Benché molte delle loro tombe non abbiano nome,
da Te ognuno è conosciuto, amato e prediletto.
Che mai siano da noi dimenticati, ma che possiamo onorare
il loro sacrificio con le opere più che con le parole.
Ti affidiamo tutti coloro che hanno compiuto questo viaggio,
sopportando paura, incertezza e umiliazione,
al fine di raggiungere un luogo di sicurezza e di speranza.
Come Tu non hai abbandonato il tuo Figlio
quando fu condotto in un luogo sicuro da Maria e Giuseppe,
così ora sii vicino a questi tuoi figli e figlie
attraverso la nostra tenerezza e protezione.
Fa' che, prendendoci cura di loro, possiamo promuovere un mondo
dove nessuno sia costretto a lasciare la propria casa
e dove tutti possano vivere in libertà, dignità e pace.

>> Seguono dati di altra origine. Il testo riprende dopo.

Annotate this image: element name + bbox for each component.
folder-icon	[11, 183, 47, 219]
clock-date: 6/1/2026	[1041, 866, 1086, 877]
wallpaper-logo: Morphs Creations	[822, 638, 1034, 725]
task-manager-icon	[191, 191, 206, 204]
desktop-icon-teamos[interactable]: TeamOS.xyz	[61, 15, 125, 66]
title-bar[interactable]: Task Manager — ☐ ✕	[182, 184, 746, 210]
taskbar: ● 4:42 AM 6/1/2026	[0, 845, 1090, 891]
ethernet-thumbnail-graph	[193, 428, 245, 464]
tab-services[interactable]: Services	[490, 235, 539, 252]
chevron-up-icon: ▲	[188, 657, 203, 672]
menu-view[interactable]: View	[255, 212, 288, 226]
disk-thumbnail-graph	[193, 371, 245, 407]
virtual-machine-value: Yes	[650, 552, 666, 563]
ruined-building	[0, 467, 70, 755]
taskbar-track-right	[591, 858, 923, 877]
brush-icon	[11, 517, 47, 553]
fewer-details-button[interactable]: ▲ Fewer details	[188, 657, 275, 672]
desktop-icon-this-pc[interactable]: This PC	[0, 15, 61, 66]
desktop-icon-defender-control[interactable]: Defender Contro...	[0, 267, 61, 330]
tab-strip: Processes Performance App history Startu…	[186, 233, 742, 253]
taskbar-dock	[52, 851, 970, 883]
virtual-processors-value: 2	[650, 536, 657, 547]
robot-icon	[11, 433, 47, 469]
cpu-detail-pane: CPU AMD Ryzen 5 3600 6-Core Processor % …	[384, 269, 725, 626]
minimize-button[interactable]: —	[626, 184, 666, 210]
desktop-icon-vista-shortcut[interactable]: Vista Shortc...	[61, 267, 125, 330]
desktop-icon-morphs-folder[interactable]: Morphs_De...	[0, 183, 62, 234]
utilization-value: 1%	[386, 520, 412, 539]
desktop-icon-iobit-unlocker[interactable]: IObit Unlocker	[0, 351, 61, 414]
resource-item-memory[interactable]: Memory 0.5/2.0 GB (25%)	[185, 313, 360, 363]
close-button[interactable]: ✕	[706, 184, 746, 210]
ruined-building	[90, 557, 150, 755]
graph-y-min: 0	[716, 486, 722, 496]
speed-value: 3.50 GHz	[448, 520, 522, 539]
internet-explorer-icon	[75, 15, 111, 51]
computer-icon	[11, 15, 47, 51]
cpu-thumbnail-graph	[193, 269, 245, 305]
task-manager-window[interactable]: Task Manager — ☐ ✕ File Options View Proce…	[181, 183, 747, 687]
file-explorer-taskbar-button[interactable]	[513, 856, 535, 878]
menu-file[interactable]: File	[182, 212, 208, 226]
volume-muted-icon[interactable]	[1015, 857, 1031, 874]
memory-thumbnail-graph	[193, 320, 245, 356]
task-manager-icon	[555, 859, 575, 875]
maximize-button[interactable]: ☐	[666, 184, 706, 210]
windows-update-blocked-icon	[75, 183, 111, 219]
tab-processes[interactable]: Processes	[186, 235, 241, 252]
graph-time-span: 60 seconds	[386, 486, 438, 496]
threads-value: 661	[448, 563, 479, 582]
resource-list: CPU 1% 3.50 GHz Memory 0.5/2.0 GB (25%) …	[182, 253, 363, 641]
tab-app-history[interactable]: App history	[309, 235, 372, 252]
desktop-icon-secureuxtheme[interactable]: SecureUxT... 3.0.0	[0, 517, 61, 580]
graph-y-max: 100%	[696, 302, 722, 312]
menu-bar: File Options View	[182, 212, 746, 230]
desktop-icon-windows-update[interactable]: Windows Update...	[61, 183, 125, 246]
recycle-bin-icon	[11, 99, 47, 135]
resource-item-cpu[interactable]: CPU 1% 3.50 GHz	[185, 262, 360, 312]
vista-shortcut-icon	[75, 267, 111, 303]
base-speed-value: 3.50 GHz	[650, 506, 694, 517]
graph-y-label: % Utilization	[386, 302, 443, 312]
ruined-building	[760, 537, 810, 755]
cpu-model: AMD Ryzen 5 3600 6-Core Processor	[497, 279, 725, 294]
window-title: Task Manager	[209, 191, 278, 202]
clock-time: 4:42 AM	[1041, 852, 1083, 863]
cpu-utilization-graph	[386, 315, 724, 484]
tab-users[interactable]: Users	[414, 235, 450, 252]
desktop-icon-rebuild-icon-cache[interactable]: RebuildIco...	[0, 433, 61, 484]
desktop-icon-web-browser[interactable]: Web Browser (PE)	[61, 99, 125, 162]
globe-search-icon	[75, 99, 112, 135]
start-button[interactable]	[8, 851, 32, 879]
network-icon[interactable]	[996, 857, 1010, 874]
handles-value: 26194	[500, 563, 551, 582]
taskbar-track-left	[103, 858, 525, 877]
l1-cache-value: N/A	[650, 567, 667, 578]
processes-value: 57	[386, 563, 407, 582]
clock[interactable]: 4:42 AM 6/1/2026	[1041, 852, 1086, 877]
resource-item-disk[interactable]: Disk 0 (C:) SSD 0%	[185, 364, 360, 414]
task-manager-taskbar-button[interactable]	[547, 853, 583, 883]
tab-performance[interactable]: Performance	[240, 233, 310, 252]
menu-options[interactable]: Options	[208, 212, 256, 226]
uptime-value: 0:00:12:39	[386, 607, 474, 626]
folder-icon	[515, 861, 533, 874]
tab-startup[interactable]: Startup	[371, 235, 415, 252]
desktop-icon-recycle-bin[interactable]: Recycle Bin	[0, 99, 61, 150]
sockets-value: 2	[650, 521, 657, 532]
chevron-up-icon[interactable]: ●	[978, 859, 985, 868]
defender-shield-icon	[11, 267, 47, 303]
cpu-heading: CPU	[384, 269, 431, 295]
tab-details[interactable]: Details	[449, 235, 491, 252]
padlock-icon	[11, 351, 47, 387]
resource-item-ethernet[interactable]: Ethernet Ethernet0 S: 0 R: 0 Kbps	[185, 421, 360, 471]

Dio di misericordia e Padre di tutti,
destaci dal sonno dell'indifferenza,
apri i nostri occhi alle loro sofferenze
e liberaci dall'insensibilità,
frutto del benessere mondano e del ripiegamento su sé stessi.
Ispira tutti noi, nazioni, comunità e singoli individui,
a riconoscere che quanti raggiungono le nostre coste
sono nostri fratelli e sorelle.
Aiutaci a condividere con loro le benedizioni
che abbiamo ricevuto dalle tue mani
e riconoscere che insieme, come un'unica famiglia umana,
siamo tutti migranti, viaggiatori di speranza verso di Te,
che sei la nostra vera casa,
là dove ogni lacrima sarà tersa,
dove saremo nella pace, al sicuro nel tuo abbraccio”.